The plant showed the highest inhibition of prostaglandin synthesis with 56% inhibition, compared to 89% inhibition by the indomethacin standard, implying its potential to be used as an anti-inflammatory agent. The plant exhibited some level of antimicrobial activity, with its roots illustrating the highest repressive activity against various microorganisms. Its stem extract and the standards chloramphenicol and tetracycline all signaled an inhibition zone diameter against Salmonella sp.
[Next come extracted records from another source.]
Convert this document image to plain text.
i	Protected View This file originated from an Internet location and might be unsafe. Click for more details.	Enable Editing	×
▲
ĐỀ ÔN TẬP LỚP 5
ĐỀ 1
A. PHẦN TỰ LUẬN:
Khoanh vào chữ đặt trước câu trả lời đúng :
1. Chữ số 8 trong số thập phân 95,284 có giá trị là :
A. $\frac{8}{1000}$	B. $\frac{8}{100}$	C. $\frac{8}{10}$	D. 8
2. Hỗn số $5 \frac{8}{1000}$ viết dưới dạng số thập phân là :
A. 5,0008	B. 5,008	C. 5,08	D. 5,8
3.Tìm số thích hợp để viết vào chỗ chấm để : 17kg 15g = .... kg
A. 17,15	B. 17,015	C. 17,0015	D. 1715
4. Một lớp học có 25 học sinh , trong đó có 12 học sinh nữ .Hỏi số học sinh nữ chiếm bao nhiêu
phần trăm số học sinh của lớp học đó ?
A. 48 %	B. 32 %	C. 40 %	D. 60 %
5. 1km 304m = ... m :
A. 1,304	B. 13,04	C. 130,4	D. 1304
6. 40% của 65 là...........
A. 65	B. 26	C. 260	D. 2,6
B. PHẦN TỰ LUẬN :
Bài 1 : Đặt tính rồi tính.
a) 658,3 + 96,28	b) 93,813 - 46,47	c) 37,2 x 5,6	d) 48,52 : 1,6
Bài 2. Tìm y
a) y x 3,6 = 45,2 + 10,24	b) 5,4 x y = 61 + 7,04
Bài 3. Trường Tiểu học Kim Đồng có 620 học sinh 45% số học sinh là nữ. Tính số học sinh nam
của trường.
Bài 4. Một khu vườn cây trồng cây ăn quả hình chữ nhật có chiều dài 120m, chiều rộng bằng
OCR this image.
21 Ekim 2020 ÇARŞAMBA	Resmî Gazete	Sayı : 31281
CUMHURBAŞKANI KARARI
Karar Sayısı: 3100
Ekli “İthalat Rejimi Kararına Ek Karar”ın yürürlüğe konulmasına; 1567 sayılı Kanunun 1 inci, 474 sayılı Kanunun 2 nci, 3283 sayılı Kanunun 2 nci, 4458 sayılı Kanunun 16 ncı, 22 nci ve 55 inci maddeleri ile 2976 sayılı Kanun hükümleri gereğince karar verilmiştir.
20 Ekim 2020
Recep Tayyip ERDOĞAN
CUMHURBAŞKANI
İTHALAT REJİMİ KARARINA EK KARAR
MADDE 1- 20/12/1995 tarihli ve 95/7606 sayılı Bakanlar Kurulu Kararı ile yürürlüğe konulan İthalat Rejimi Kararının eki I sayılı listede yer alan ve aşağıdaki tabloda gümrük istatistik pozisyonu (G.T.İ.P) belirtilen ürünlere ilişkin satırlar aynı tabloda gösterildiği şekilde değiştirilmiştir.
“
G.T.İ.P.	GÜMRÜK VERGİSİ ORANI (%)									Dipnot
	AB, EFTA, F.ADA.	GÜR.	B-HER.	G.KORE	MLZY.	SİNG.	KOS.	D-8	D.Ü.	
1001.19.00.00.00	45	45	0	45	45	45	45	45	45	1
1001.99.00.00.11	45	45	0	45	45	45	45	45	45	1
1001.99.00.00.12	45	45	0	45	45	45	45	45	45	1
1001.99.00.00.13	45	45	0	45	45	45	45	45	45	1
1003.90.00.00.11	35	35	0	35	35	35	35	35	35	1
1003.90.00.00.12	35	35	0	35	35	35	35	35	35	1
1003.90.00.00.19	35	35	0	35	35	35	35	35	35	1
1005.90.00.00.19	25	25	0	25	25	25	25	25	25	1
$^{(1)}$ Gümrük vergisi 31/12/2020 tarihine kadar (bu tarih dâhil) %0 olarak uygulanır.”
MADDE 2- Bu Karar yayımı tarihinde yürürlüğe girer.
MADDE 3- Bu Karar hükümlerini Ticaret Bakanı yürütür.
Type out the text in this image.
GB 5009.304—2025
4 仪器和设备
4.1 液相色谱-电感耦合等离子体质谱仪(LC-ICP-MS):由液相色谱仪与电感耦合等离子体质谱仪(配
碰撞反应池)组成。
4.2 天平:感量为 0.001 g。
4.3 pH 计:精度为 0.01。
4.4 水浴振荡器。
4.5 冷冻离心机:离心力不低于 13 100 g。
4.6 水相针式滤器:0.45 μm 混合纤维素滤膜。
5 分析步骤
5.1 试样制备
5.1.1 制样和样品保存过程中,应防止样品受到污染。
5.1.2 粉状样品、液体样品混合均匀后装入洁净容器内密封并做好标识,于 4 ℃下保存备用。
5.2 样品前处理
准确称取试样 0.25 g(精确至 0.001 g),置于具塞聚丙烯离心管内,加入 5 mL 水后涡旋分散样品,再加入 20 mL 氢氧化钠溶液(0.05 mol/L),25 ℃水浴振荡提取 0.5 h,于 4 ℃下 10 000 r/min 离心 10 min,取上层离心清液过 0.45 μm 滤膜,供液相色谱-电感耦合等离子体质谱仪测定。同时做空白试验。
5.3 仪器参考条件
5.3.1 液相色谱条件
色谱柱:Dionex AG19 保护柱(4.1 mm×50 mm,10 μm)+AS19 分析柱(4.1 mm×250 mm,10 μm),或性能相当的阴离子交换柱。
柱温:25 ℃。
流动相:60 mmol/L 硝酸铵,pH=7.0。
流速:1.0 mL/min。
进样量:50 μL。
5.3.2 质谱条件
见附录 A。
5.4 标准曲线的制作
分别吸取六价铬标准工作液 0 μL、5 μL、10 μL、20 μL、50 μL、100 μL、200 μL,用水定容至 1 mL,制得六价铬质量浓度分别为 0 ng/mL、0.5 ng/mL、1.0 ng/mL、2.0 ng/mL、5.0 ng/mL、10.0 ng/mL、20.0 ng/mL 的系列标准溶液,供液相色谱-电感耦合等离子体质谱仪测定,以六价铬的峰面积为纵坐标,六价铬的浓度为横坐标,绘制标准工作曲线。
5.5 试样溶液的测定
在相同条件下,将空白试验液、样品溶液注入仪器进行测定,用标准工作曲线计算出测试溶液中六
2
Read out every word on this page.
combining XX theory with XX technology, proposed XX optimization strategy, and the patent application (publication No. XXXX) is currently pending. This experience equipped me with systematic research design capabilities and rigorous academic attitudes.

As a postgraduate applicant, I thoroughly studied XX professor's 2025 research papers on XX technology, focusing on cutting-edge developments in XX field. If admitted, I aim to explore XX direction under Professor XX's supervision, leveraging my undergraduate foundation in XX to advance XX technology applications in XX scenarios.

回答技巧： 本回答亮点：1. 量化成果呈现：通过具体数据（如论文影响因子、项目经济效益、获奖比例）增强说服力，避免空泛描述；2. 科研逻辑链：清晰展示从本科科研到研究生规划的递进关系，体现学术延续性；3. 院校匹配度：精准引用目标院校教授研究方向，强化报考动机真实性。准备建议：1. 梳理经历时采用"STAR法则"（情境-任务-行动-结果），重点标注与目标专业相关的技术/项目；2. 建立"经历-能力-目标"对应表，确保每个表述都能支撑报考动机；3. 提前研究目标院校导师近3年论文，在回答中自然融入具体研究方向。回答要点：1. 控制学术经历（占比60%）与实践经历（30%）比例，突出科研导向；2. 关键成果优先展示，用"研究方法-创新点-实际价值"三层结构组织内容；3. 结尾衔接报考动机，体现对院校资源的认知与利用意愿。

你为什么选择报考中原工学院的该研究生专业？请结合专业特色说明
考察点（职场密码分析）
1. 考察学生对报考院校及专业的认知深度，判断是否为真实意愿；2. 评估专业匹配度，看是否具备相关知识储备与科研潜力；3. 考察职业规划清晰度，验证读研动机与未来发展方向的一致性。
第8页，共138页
Aqueous and methanol extracts of the plant were inspected to ascertain its therapeutic potentials as anticancer agents – In vitro, the antiproliferative activity against HepG2 cells, a human liver cancer cell line, was determined.

The plant contains compounds (polyphenols) with powerful radical-scavenging and antiradical-generating effects. Its extracts revealed more than 50% antioxidant activity compared with values acquired for the commercial antioxidants which were used as standards. The plant also inhibited the 1, 1-Diphenyl-2-picrylhydrazyl free radical with about 98% radical scavenging activity. Xanthine oxidase was inhibited by 88.20% by its root extract.